3. Low-speed aerodynamics -- by low speed, I mean subsonic and in the realm where cars to things like commercial jets operate. The working gas is usually unchanging (air, with no chemical reactions) and the pressure and temperature changes are small. So ideal gas is great. In fact, we can get away with calorically perfect gas and just hold all of our properties fixed.

4. High-speed aerodynamics -- this is for things that travel around the speed of sound to perhaps a few times the speed of sound. Here, compression starts to really matter and the gas properties are again changing a lot depending on the local flow regime. So just like in air-breathing engines, we use thermally perfect idea gas relations.

5. Hypersonic aerodynamics -- interestingly, once you go fast enough, the gas starts to take on constant properties once again. This is something like 5-10 times the speed of sound. So somewhat paradoxically, we can actually go back to calorically perfect equation of state and hold our properties constant. Of course, the constants we choose will be different from the low-speed case, but constant anyway.

6. Rarified gas dynamics -- when you have something like a re-entry body, strange things start to happen. The molecules of the gas might have different energies in different modes, and it is no longer an equilibrium. In these non-equilibrium flows, we have to resort to much more expensive calculations of energy populations. We can model these using multiple temperatures and can assign state equations for different energy modes. This is something you will not encounter in classical thermodynamics, but comes up in statistical mechanics/gas dynamics.

So that's a laundry list of things that I work on regularly and how we handle the EOS. You can see that for many things, the ideal gas equation of state works perfectly (pun intended) well. We can get fantastic scientific information using it -- not just engineering approximations. And often, when we want an engineering approximation to things, there are so many fudge factors due to uncertainties and safety margins that the errors from the "wrong" EOS are marginal.

However, it really depends on what you want to calculate. If you're doing studies are very high pressures, you need to account for the non-ideal effects. If you're doing things in rarefied gases, you need to account for non-equilibrium effects.

As a result, when I want to calculate heat, sometimes it's as simple as $$\Delta H = C_p \Delta T$$. Sometimes I need to solve the integral equation because the gas is thermally perfect and so the change in properties really is important. And other times, the EOS is non-analytical and I have to resort to numerical integration of lookup tables because it involves phase changes and exotic states.
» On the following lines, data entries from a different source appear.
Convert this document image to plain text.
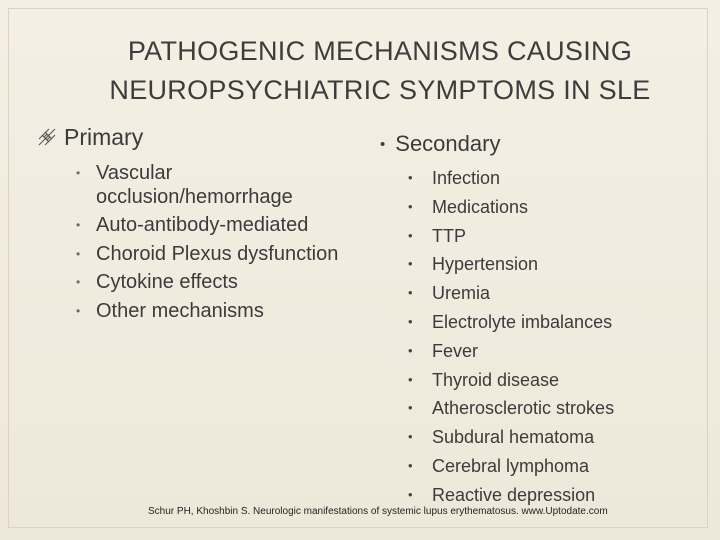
PATHOGENIC MECHANISMS CAUSING
NEUROPSYCHIATRIC SYMPTOMS IN SLE
Primary
• Vascular occlusion/hemorrhage
• Auto-antibody-mediated
• Choroid Plexus dysfunction
• Cytokine effects
• Other mechanisms
• Secondary
• Infection
• Medications
• TTP
• Hypertension
• Uremia
• Electrolyte imbalances
• Fever
• Thyroid disease
• Atherosclerotic strokes
• Subdural hematoma
• Cerebral lymphoma
• Reactive depression
Schur PH, Khoshbin S. Neurologic manifestations of systemic lupus erythematosus. www.Uptodate.com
Like all engineering work, we have to look at the totality of our assumptions and how much cost we are willing to put into a solution. If I need to design something to extract 10 MW of power, I can start with a simple hand-calculation assuming everything is perfect and if the math shows I can only get 1 MW of power out of it, odds are good it's not worth spending more time/money/energy doing further calculations. If it shows I get 11 MW, then it's worth moving to the next level of fidelity, for whatever that might entail.

As a perhaps useful exercise, pick a few problems of interest and do the calculation a couple of different ways to see if the difference. Take a gas, say air, at 1 bar and 300 K and put in a little bit of enthalpy. Maybe something equivalent to turning on a heater in a room. Calculate the final temperature as a calorically perfect gas and as a thermally perfect gas (by solving the integral -- numerically of course). Compare the final temperature.

Do it again by adding a lot of enthalpy. Orders of magnitude more enthalpy. Something more like the enthalpy released due to burning jet fuel. Compare the final temperature.

That should give you an idea of what kinds of differences are involved, both in terms of the accuracy and the cost involved. Engineers will develop experience to know which tools to apply to which problems, but it takes doing some simple exercises like this one to build up that expertise!